Hendaki Perubahan, Warga Kuba Tuntut Reformasi

MONITORDAY.COM - Pandemi Covid-19 yang berkepanjangan berimbas pada lesunya ekonomi nasional kuba. Kondisi ini diperparah dengan pemadaman listrik disertai dengan kebijakan politik Havana yang tampak tak memberikan solusi.
Akibatnya, ribuan warga kuba turun ke jalan untuk melakukan protes dan melancarkan kritikan pedas terhadap Presiden Miguel Diaz-Canel agar melakukan reformasi kebijakan di seluruh sektor.
Alejandro, salah satu pengunjuk rasa yang ikut aksi menuturkan kepada BBC, seperti di kutip monitorday, Sabtu (17/7/2021) bahwa "tidak ada makanan, tidak ada obat-obatan, tidak ada kebebasan. Mereka tidak membiarkan kami hidup,"
"Banyak yang bertanya-tanya selanjutnya kondisi yang akan terjadi di negara kami seperti apa," tambah Alejandro.
Para pengunjuk rasa meneriakkan "kebebasan" dan "jatuhkan kediktatoran" dalam demonstrasi di seluruh Kuba, termasuk ibu kota Havana.
"Kami tidak takut. Kami menginginkan perubahan, kami tidak menginginkan kediktatoran lagi," kata seorang pengunjuk rasa yang tidak disebutkan namanya di San Antonio kepada BBC.

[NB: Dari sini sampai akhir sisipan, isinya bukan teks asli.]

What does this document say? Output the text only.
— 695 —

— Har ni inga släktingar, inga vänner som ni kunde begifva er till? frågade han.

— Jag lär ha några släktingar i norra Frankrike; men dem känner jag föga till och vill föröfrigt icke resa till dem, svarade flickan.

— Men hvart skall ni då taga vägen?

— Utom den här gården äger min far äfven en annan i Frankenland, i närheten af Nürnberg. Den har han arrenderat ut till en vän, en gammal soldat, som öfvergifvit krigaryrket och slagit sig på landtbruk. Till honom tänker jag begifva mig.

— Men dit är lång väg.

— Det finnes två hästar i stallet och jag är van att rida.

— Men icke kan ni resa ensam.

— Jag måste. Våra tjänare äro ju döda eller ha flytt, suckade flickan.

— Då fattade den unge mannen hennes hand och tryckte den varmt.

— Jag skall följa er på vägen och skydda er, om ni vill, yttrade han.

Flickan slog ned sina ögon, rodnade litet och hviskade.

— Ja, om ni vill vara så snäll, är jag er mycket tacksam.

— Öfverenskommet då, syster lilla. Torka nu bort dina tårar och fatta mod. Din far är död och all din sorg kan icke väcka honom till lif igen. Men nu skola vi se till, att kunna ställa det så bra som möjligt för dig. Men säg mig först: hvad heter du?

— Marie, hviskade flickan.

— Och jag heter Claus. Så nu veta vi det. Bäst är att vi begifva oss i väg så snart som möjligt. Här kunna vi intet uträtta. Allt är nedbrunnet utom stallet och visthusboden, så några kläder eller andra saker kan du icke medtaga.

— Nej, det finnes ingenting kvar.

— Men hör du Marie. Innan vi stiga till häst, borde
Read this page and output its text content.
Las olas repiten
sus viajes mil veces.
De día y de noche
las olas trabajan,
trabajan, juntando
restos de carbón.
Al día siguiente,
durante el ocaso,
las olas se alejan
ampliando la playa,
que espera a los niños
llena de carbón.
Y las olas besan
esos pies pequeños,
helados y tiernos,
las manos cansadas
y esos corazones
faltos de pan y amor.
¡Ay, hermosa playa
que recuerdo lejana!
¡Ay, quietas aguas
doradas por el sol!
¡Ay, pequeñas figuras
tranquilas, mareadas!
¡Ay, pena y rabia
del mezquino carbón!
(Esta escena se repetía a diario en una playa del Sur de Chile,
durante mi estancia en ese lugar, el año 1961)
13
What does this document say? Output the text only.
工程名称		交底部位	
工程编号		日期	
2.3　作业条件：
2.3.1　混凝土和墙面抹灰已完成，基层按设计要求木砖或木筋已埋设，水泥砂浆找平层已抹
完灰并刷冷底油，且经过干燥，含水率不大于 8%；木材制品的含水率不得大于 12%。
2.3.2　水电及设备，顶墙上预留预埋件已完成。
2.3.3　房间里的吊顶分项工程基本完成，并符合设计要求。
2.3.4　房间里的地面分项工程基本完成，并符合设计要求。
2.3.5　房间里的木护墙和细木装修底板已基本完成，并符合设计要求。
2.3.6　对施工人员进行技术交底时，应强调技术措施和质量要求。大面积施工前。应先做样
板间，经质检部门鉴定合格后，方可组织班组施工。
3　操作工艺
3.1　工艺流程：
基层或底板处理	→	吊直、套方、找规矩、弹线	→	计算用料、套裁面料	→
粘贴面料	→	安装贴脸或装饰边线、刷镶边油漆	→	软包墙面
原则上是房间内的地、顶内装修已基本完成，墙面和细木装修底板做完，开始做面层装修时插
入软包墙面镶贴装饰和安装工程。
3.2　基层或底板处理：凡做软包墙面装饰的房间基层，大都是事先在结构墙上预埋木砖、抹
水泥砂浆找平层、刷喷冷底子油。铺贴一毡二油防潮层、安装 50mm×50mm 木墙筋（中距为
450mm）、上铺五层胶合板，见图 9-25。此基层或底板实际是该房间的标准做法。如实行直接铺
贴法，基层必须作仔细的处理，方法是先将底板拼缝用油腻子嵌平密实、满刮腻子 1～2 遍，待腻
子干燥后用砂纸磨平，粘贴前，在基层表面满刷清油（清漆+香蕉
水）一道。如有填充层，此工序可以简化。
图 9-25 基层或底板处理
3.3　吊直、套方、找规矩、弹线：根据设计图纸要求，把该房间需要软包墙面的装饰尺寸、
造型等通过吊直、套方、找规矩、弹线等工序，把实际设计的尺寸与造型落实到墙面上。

Menanggapi kemarahan publik Kuba, Diaz-Canel awalnya merespons dengan mencari aktor intelektual dibalik peristiwa itu.
Ia menuding Amerika Serikat (AS) sebagai biang kerok karena telah memberikan sanksi sehingga ekonomi di negara itu semakin tidak ada arah perbaikan. Belum lagi, pandemi dan kampanye media sosial oleh kelompok Kuba-Amerika yang ikut memperkeruh kondisi Kuba.
Tidak hanya itu, tudingan juga dialamatkan kepada pemimpin kuba sebelumnya yang mewarisi segudang masalah yang harus dipikul oleh pemimpin yang menggantikan mereka.
Sebagai langkah antisipatif, maka para menteri Kabinet Kuba mengumumkan berbagai kebijakan termasuk memberikan izin kepada swasta untuk mengimpor makanan dan obat-obatan tanpa batas.
Dikabarkan, pawai damai seraya menyampaikan rasa keprihatinan warga berubah menjadi kekerasan. Polisi justru menanggapi dengan pembubaran secara paksa, bentrok pun tak terhindarkan.
Warga mengaku berang karena kebebasan mereka menyampaikan aspirasi, malah dihadiahi aksi vandalisme dari aparat.
Mereka pun meluapkan kekesalan dengan menghancurkan mobil patroli, menjarah toko-toko, memecahkan jendela bangunan hingga lemparan batu pun terjadi.
Diketahui, 1 korban parah dari kericuhan tersebut dan banyak yang ditangkap aparat.
Komisaris Tinggi PBB untuk Hak Asasi Manusia, Michelle Bachelet, menyerukan kepada otoritas kuba agar membebaskan para pengunjuk rasa yang dipenjara.